EPA will examine nanotech environmental impacts

from the another-green-world dept.
According to a report on the Small Times website ("U.S. Regulators want to know whether nanotech can pollute", by Doug Brown, 8 March 2002), "The U.S. Environmental Protection Agency (EPA) is gathering information on the potential perils of nanotechnology even while it's enlisting the science in its fight against pollution."

While the EPS will continue to fund research into way to use nanotechnology to clean up the environment and to prevent future environmental damage (see Foresight Update #44), the EPA will also pay for research projects that examine possible negative environmental impacts of nanotechnology, said Barbara Karn, the EPA official in charge of the agency's nanotechnology research.
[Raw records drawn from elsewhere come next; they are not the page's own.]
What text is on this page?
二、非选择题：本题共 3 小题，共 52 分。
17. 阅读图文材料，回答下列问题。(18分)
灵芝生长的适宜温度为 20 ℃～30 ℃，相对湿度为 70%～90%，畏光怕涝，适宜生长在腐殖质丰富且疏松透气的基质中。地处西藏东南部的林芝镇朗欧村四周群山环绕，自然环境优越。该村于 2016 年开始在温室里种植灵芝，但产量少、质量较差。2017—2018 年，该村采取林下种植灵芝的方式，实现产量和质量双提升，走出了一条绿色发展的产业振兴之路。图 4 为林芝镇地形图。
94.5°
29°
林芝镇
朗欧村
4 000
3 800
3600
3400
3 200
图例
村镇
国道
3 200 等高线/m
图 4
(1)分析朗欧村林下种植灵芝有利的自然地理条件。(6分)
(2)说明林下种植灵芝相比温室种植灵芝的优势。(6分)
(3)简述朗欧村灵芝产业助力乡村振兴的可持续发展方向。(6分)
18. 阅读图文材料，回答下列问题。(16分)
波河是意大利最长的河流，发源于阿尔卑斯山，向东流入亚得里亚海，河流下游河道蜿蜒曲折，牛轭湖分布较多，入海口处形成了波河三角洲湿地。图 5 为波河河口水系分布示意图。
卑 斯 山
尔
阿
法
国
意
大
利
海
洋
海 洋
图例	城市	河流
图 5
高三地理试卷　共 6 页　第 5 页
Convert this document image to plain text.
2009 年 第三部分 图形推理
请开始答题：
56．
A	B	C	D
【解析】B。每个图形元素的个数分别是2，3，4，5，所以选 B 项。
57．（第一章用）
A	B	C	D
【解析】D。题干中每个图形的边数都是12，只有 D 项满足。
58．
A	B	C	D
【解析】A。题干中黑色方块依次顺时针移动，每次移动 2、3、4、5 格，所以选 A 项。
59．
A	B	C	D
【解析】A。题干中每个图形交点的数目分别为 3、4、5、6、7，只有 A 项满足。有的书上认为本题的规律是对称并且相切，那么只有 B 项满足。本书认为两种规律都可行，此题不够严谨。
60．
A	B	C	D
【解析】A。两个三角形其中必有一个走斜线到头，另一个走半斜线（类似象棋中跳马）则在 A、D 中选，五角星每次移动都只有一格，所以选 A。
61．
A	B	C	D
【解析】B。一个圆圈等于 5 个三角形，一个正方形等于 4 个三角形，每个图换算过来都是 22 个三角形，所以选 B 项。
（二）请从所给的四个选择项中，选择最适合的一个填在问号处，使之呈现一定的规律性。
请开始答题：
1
A second article ("Nano litterbugs? Expers see potential pollution problems", by Doug Brown, 15 March 2002), covers a recent meeting on "Nanotechnology: Environmental Friend or Foe", held on 15 March at the EPA offices in Washington, D.C. The article includes the views of Vicki Colvin, a professor and co-director of the Center for Biological and Environmental Nanotechnology (http://cnst.rice.edu/cben/) at Rice University in Texas, and Mark Wiesner, also a Rice University professor and the centerís other co-director.

(The CBEN was also the host of a workshop on the possible environmental impacts of nanotechnology in December 2001. See Nanodot post from 17 December 2001.)

The article also describes an EPA request for proposals (RFP) on "Environmental Futures Research in Nanoscale Science, Engineering and Technology" from the EPA National Center for Environmental Research for research related to the possible environmental impacts of nanotechnology.